The first rumours of an attempt to kill politicans and to burn the city of Rome came from a women known as Fulvia, and despite Cicero forwarding the information as once to the senate, people casted their doubts. Nonetheless, Cicero hired a bodyguard which would prove to be a wise decision for, on November 7, 63 BCE, there was indeed an attempt on his life, which he survived, thanks to Fulvia's attacks.

On 18 or 19 October in 63 BCE, more rumours were brewing as Crassus and two other senators paid a surprise visit to Cicero's house on Oppian Hill, delivering to the consul letters which warned Cicero of Catiline's plot to massacre a group of leading politicans. A few days later, in late October, an ex-praetor reported that Gaius Manlius- a supporter of Catiline- had secretly raised an army in Etruria. Catiline tried to defend himself in front of the senate by verbally attacking Cicero and offering himself to be put under house arrest. However, one night, he escaped from house arrest with 300 men to join forces with Gaius Manlius. All allegations were proven true and the senate immediatly passed a senatus consultum ultimum, which empowered the consuls to do whatever actions they believed necessary for state securty.

Things soon aggravated as the conspirators aimed to persuade Allobroges from Gaul, seeing their high tax burden, to join their movement by instigating a revolt in the Roman province. However, the Gauls turned in the conspirators and fed all they knew to Cicero.

After the conspirators had been arrested, there was another disagreement brewing within the Senate as people argued what should be done to the conspirators. Some, led by Caesar, believed it was unfair to execute people without trial, yet others, led by Cato the Younger, believed that Rome must not tolerate these conspiratos and they should be killed. Cicero, now hailed as pater patria (father of the fatherland) sided with Cato and the conspirators were executed.

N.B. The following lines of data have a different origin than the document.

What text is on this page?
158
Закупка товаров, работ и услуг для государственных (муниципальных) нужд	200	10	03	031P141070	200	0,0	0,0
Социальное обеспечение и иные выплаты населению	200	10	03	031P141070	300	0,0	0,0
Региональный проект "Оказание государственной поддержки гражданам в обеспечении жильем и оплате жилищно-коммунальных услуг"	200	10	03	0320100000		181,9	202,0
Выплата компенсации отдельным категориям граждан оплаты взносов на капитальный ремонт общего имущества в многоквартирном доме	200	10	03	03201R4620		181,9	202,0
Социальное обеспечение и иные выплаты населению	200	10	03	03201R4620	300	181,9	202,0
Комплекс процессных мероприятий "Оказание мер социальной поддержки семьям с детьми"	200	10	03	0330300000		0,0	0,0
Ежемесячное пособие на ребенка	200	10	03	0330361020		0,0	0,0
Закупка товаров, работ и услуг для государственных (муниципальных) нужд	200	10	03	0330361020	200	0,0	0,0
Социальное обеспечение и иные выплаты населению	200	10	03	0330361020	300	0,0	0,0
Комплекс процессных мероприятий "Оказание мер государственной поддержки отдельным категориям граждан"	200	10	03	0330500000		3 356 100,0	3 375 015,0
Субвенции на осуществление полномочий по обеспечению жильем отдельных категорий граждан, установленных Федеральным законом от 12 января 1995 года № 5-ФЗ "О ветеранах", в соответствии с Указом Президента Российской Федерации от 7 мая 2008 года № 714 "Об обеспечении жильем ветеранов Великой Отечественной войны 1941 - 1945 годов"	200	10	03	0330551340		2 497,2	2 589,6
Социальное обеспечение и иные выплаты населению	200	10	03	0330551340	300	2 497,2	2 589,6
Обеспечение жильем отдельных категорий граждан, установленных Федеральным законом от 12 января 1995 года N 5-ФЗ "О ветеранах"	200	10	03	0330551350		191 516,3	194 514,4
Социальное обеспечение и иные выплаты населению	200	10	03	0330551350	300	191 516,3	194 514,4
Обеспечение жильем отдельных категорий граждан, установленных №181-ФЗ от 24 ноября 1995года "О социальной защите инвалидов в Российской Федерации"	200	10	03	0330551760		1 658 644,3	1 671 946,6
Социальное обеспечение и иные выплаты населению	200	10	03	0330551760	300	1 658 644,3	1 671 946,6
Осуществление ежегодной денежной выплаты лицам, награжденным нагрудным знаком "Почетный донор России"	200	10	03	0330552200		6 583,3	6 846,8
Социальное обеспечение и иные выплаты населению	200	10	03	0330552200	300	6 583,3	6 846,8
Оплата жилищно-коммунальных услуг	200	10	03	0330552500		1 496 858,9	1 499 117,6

Although Catiline was able to escape with an army, he was eventually defeated by his former ally- Antonius Hybrida.

 

This conspiracy might not have caused as huge repercussions as other events, like the Gracchi reforms or Sulla's civil war, but nonetheless showed the moral decay and political instability during the late Republican period, and some ambitious Romans were able to get a glimpse of the increasingly frail society, and these ambitious Romans would later attempt to control it.